Tomswife
Senior member
- Joined
- Aug 22, 2022
- Messages
- 689
- Reason
- Lost a loved one
- Diagnosis
- 08/2022
- Country
- US
- State
- NJ
- City
- Livingston
"Perhaps he has the final scenes of the short story “Revelation” in mind, but really the quote encapsulates so much of what haunts O’Connor’s world -- and thereby the American Catholic imagination writ large."One would be difficult, but the short stories of Flannery O’Connor landed hard on me. You could feel within them the unknowability of God, the intangible mysteries of life that confounded her characters, and which I find by my side every day. They contained the dark Gothicness of my childhood and yet made me feel fortunate to sit at the center of this swirling black puzzle, stars reeling overhead, the earth barely beneath us.
Above is a quote from an interview with Bruce Springsteen. an article in Commonweal Magazine. He had often spoken of the influence of the author Flannery O'Connor in his life.
When i was a child and later as a young adult terrible things happened to me at the hands if abusive people. Later. Searching for solace and answers I read the short stories of Flannery O'Connor. I appreciated her writing and insights into people. She wrote about how life can be soft and conforting, and also how life can shake you to your core in terrible nonsensical ways. She taught me that good and terrible things do happen. Just as written in the Bible.
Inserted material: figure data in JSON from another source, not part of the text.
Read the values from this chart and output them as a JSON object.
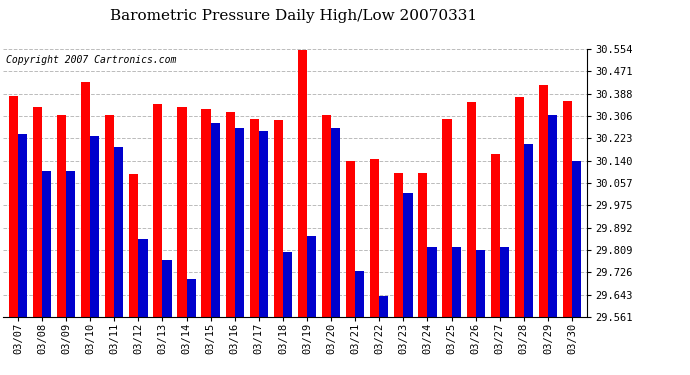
{
  "title": "Barometric Pressure Daily High/Low 20070331",
  "copyright": "Copyright 2007 Cartronics.com",
  "dates": [
    "03/07",
    "03/08",
    "03/09",
    "03/10",
    "03/11",
    "03/12",
    "03/13",
    "03/14",
    "03/15",
    "03/16",
    "03/17",
    "03/18",
    "03/19",
    "03/20",
    "03/21",
    "03/22",
    "03/23",
    "03/24",
    "03/25",
    "03/26",
    "03/27",
    "03/28",
    "03/29",
    "03/30"
  ],
  "highs": [
    30.38,
    30.34,
    30.31,
    30.43,
    30.31,
    30.09,
    30.35,
    30.34,
    30.33,
    30.32,
    30.295,
    30.29,
    30.55,
    30.31,
    30.14,
    30.145,
    30.095,
    30.095,
    30.295,
    30.355,
    30.165,
    30.375,
    30.42,
    30.36
  ],
  "lows": [
    30.24,
    30.1,
    30.1,
    30.23,
    30.19,
    29.85,
    29.77,
    29.7,
    30.28,
    30.26,
    30.25,
    29.8,
    29.86,
    30.26,
    29.73,
    29.64,
    30.02,
    29.82,
    29.82,
    29.81,
    29.82,
    30.2,
    30.31,
    30.14
  ],
  "high_color": "#FF0000",
  "low_color": "#0000CC",
  "bg_color": "#FFFFFF",
  "grid_color": "#BBBBBB",
  "ymin": 29.561,
  "ymax": 30.554,
  "yticks": [
    29.561,
    29.643,
    29.726,
    29.809,
    29.892,
    29.975,
    30.057,
    30.14,
    30.223,
    30.306,
    30.388,
    30.471,
    30.554
  ],
  "title_fontsize": 11,
  "copyright_fontsize": 7,
  "tick_fontsize": 7.5,
  "bar_width": 0.38
}
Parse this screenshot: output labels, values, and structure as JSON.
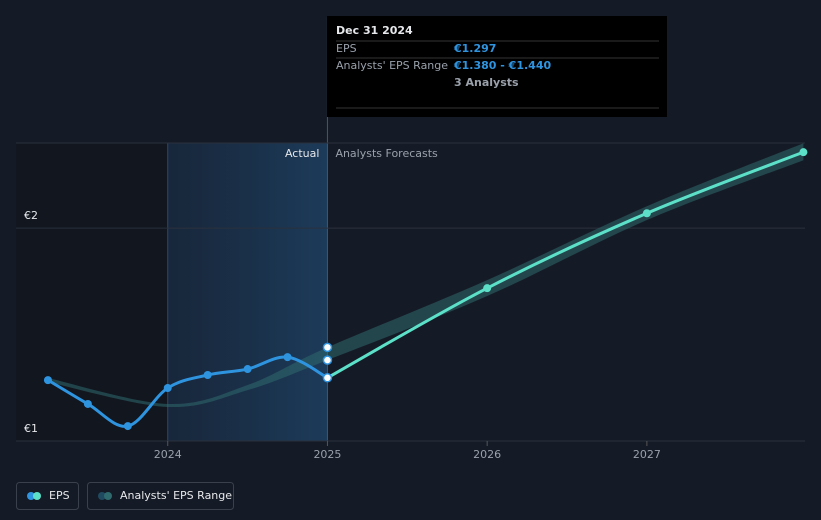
{
  "chart_data": {
    "type": "line",
    "xlim": [
      2023.05,
      2027.99
    ],
    "xticks": [
      2024,
      2025,
      2026,
      2027
    ],
    "ylim": [
      1,
      2.4
    ],
    "yticks": [
      {
        "value": 1,
        "label": "€1"
      },
      {
        "value": 2,
        "label": "€2"
      }
    ],
    "actual_label": "Actual",
    "forecast_label": "Analysts Forecasts",
    "series": [
      {
        "name": "EPS",
        "color": "#2f94e0",
        "x": [
          2023.25,
          2023.5,
          2023.75,
          2024.0,
          2024.25,
          2024.5,
          2024.75,
          2025.0
        ],
        "values": [
          1.286,
          1.174,
          1.07,
          1.249,
          1.31,
          1.338,
          1.394,
          1.297
        ],
        "forecast_color": "#5ce0c8",
        "forecast_x": [
          2025.0,
          2026.0,
          2027.0,
          2027.98
        ],
        "forecast_values": [
          1.297,
          1.718,
          2.07,
          2.357
        ]
      },
      {
        "name": "Analysts' EPS Range",
        "color": "#2f6a6e",
        "x": [
          2023.25,
          2024.0,
          2024.5,
          2025.0,
          2026.0,
          2027.0,
          2027.98
        ],
        "low": [
          1.277,
          1.16,
          1.239,
          1.38,
          1.681,
          2.038,
          2.319
        ],
        "high": [
          1.296,
          1.174,
          1.263,
          1.44,
          1.756,
          2.103,
          2.399
        ]
      }
    ],
    "tooltip": {
      "title": "Dec 31 2024",
      "rows": [
        {
          "label": "EPS",
          "value_label": "€1.297"
        },
        {
          "label": "Analysts' EPS Range",
          "value_label": "€1.380 - €1.440"
        }
      ],
      "note": "3 Analysts"
    }
  }
}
My life has been blessed and I have known great love as Tom's wife. Tom has declined. He will leave me sometime soon and meet his God. God is real. God is mystery and love. God is unknowable. But God always is a force pulling us toward him to be known.
"It is the mystery that does not confuse but halts through wonder; the experience of all life as both suffering and glory; the stubborn refusal to separate nature and grace."